Clausen noted that access to data has increased tenfold in recent years, and that information is now a baseline expectation rather than a competitive advantage. The implications of this are significant for grain merchandisers. As platforms become more capable and data more accessible, "the key differentiator is analysis of that information and the ability to convert that into profitable action," Clausen said.
This environment puts a premium on merchandisers who combine market instinct with technological fluency — who can move fluidly from a producer conversation to a position dashboard to a hedging decision. Building and keeping those people remains the biggest problem grain companies face and one that no platform can solve.
Where it's all heading
The ability to sense and act on what’s coming — anticipating a basis move, positioning ahead of a weather event, securing a freight lane before the competition — will always be valuable traits in grain merchandising. Today, the infrastructure available to support those instincts is changing.

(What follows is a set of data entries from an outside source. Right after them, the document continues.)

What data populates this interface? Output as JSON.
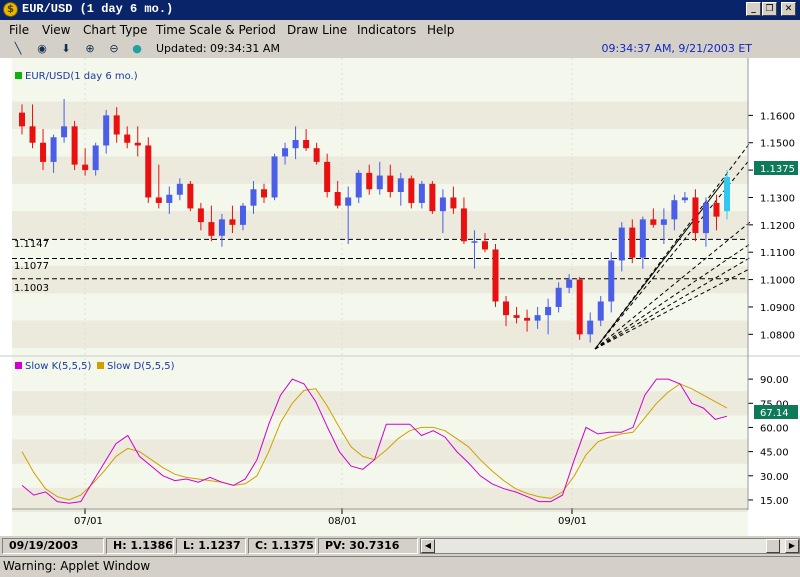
{
  "window": {
    "title": "EUR/USD (1 day  6 mo.)",
    "min": "_",
    "max": "❐",
    "close": "✕"
  },
  "menu": [
    "File",
    "View",
    "Chart Type",
    "Time Scale & Period",
    "Draw Line",
    "Indicators",
    "Help"
  ],
  "toolbar": {
    "updated": "Updated: 09:34:31 AM",
    "clock": "09:34:37 AM, 9/21/2003 ET"
  },
  "chart": {
    "legend": "EUR/USD(1 day  6 mo.)",
    "last_price": "1.1375",
    "price_ticks": [
      "1.1600",
      "1.1500",
      "1.1400",
      "1.1300",
      "1.1200",
      "1.1100",
      "1.1000",
      "1.0900",
      "1.0800"
    ],
    "hlines": [
      "1.1147",
      "1.1077",
      "1.1003"
    ],
    "date_labels": [
      "07/01",
      "08/01",
      "09/01"
    ],
    "osc_legend_k": "Slow K(5,5,5)",
    "osc_legend_d": "Slow D(5,5,5)",
    "osc_ticks": [
      "90.00",
      "75.00",
      "60.00",
      "45.00",
      "30.00",
      "15.00"
    ],
    "osc_last": "67.14",
    "colors": {
      "up": "#4a5ee8",
      "down": "#e81010",
      "k": "#d000d0",
      "d": "#d0a000",
      "last": "#0f7a5a"
    }
  },
  "chart_data": {
    "type": "candlestick",
    "y_range": [
      1.075,
      1.17
    ],
    "osc_range": [
      10,
      100
    ],
    "candles": [
      [
        1.161,
        1.164,
        1.153,
        1.156
      ],
      [
        1.156,
        1.164,
        1.148,
        1.15
      ],
      [
        1.15,
        1.155,
        1.14,
        1.143
      ],
      [
        1.143,
        1.153,
        1.139,
        1.152
      ],
      [
        1.152,
        1.166,
        1.15,
        1.156
      ],
      [
        1.156,
        1.158,
        1.14,
        1.142
      ],
      [
        1.142,
        1.148,
        1.138,
        1.14
      ],
      [
        1.14,
        1.15,
        1.138,
        1.149
      ],
      [
        1.149,
        1.162,
        1.146,
        1.16
      ],
      [
        1.16,
        1.163,
        1.15,
        1.153
      ],
      [
        1.153,
        1.156,
        1.148,
        1.15
      ],
      [
        1.15,
        1.156,
        1.145,
        1.149
      ],
      [
        1.149,
        1.152,
        1.128,
        1.13
      ],
      [
        1.13,
        1.142,
        1.126,
        1.128
      ],
      [
        1.128,
        1.134,
        1.124,
        1.131
      ],
      [
        1.131,
        1.137,
        1.129,
        1.135
      ],
      [
        1.135,
        1.136,
        1.125,
        1.126
      ],
      [
        1.126,
        1.128,
        1.118,
        1.121
      ],
      [
        1.121,
        1.127,
        1.114,
        1.116
      ],
      [
        1.116,
        1.124,
        1.112,
        1.122
      ],
      [
        1.122,
        1.127,
        1.117,
        1.12
      ],
      [
        1.12,
        1.128,
        1.118,
        1.127
      ],
      [
        1.127,
        1.136,
        1.124,
        1.133
      ],
      [
        1.133,
        1.135,
        1.128,
        1.13
      ],
      [
        1.13,
        1.146,
        1.129,
        1.145
      ],
      [
        1.145,
        1.15,
        1.142,
        1.148
      ],
      [
        1.148,
        1.156,
        1.144,
        1.151
      ],
      [
        1.151,
        1.155,
        1.147,
        1.148
      ],
      [
        1.148,
        1.15,
        1.142,
        1.143
      ],
      [
        1.143,
        1.146,
        1.13,
        1.132
      ],
      [
        1.132,
        1.136,
        1.126,
        1.127
      ],
      [
        1.127,
        1.134,
        1.113,
        1.13
      ],
      [
        1.13,
        1.14,
        1.128,
        1.139
      ],
      [
        1.139,
        1.142,
        1.131,
        1.133
      ],
      [
        1.133,
        1.143,
        1.131,
        1.138
      ],
      [
        1.138,
        1.142,
        1.13,
        1.132
      ],
      [
        1.132,
        1.139,
        1.127,
        1.137
      ],
      [
        1.137,
        1.138,
        1.126,
        1.128
      ],
      [
        1.128,
        1.136,
        1.126,
        1.135
      ],
      [
        1.135,
        1.136,
        1.124,
        1.125
      ],
      [
        1.125,
        1.133,
        1.117,
        1.13
      ],
      [
        1.13,
        1.134,
        1.124,
        1.126
      ],
      [
        1.126,
        1.13,
        1.113,
        1.114
      ],
      [
        1.114,
        1.118,
        1.104,
        1.114
      ],
      [
        1.114,
        1.117,
        1.11,
        1.111
      ],
      [
        1.111,
        1.113,
        1.09,
        1.092
      ],
      [
        1.092,
        1.094,
        1.083,
        1.087
      ],
      [
        1.087,
        1.09,
        1.084,
        1.086
      ],
      [
        1.086,
        1.089,
        1.081,
        1.085
      ],
      [
        1.085,
        1.09,
        1.082,
        1.087
      ],
      [
        1.087,
        1.093,
        1.08,
        1.09
      ],
      [
        1.09,
        1.099,
        1.088,
        1.097
      ],
      [
        1.097,
        1.102,
        1.095,
        1.1
      ],
      [
        1.1,
        1.101,
        1.078,
        1.08
      ],
      [
        1.08,
        1.088,
        1.077,
        1.085
      ],
      [
        1.085,
        1.094,
        1.083,
        1.092
      ],
      [
        1.092,
        1.11,
        1.088,
        1.107
      ],
      [
        1.107,
        1.121,
        1.103,
        1.119
      ],
      [
        1.119,
        1.122,
        1.106,
        1.108
      ],
      [
        1.108,
        1.123,
        1.104,
        1.122
      ],
      [
        1.122,
        1.126,
        1.119,
        1.12
      ],
      [
        1.12,
        1.126,
        1.113,
        1.122
      ],
      [
        1.122,
        1.131,
        1.118,
        1.129
      ],
      [
        1.129,
        1.132,
        1.128,
        1.13
      ],
      [
        1.13,
        1.133,
        1.114,
        1.117
      ],
      [
        1.117,
        1.13,
        1.112,
        1.128
      ],
      [
        1.128,
        1.131,
        1.118,
        1.123
      ],
      [
        1.125,
        1.14,
        1.122,
        1.1375
      ]
    ],
    "slow_k": [
      24,
      18,
      20,
      14,
      13,
      14,
      26,
      38,
      50,
      55,
      42,
      36,
      30,
      27,
      28,
      26,
      29,
      26,
      24,
      28,
      40,
      62,
      80,
      90,
      87,
      76,
      60,
      45,
      36,
      34,
      40,
      62,
      62,
      62,
      55,
      58,
      54,
      45,
      38,
      30,
      25,
      22,
      20,
      17,
      14,
      14,
      18,
      40,
      60,
      56,
      57,
      57,
      60,
      80,
      90,
      90,
      87,
      75,
      72,
      65,
      67
    ],
    "slow_d": [
      45,
      32,
      22,
      17,
      15,
      18,
      25,
      33,
      42,
      47,
      45,
      40,
      35,
      31,
      29,
      28,
      27,
      26,
      24,
      25,
      30,
      45,
      63,
      75,
      83,
      84,
      73,
      60,
      48,
      42,
      40,
      46,
      53,
      58,
      60,
      60,
      58,
      53,
      48,
      40,
      33,
      27,
      22,
      19,
      17,
      16,
      20,
      30,
      43,
      51,
      54,
      56,
      57,
      66,
      75,
      82,
      87,
      84,
      80,
      76,
      72
    ]
  },
  "status": {
    "date": "09/19/2003",
    "high": "H: 1.1386",
    "low": "L: 1.1237",
    "close": "C: 1.1375",
    "pv": "PV: 30.7316"
  },
  "warning": "Warning: Applet Window"
}
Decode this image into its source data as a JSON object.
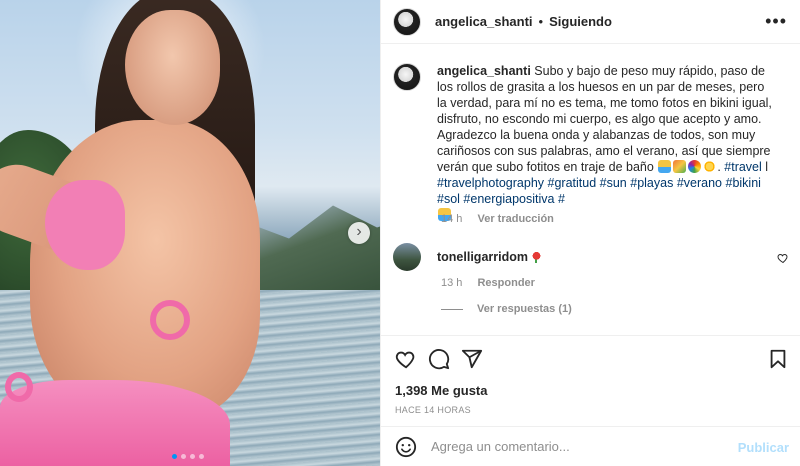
{
  "post": {
    "username": "angelica_shanti",
    "separator": "•",
    "follow_status": "Siguiendo",
    "more_icon": "more-dots-icon",
    "carousel": {
      "current": 1,
      "total": 4
    }
  },
  "caption": {
    "username": "angelica_shanti",
    "text_1": "Subo y bajo de peso muy rápido, paso de los rollos de grasita a los huesos en un par de meses, pero la verdad, para mí no es tema, me tomo fotos en bikini igual, disfruto, no escondo mi cuerpo, es algo que acepto y amo. Agradezco la buena onda y alabanzas de todos, son muy cariñosos con sus palabras, amo el verano, así que siempre verán que subo fotitos en traje de baño",
    "text_2": ". ",
    "tag_travel": "#travel",
    "pipe": " l ",
    "tag_travelphotography": "#travelphotography",
    "tag_gratitud": "#gratitud",
    "tag_sun": "#sun",
    "tag_playas": "#playas",
    "tag_verano": "#verano",
    "tag_bikini": "#bikini",
    "tag_sol": "#sol",
    "tag_energiapositiva": "#energiapositiva",
    "tag_hash": "#",
    "time": "14 h",
    "translation": "Ver traducción"
  },
  "comment": {
    "username": "tonelligarridom",
    "time": "13 h",
    "reply": "Responder",
    "view_replies": "Ver respuestas (1)"
  },
  "stats": {
    "likes": "1,398 Me gusta",
    "ago": "HACE 14 HORAS"
  },
  "composer": {
    "placeholder": "Agrega un comentario...",
    "publish": "Publicar"
  }
}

"Historically, merchandisers have made decisions reacting to market changes and grower sentiment," Koenig said. "The future feels like it is trending towards getting and staying ahead of the market, driving conversations with the right growers at the right times, and using systems that work together to create a cohesive and informed experience for the merchandiser."
Marquardt sees the same trajectory from the enterprise side, pointing to data lakes, customer portal expectations, and AI-driven analysis of quality metrics, projected storage volumes, and pricing opportunities as the next frontier for large grain organizations. The underlying driver is the expectation that information is available instantly, accurately and in a format that supports action.
And yet, for all the platforms, integrations, and AI tools on the horizon, Clausen said grain merchandising still comes down to fundamental analysis in your region and relationships with buyers, sellers and logistics providers. Technology is only accelerating the process, not changing the formula.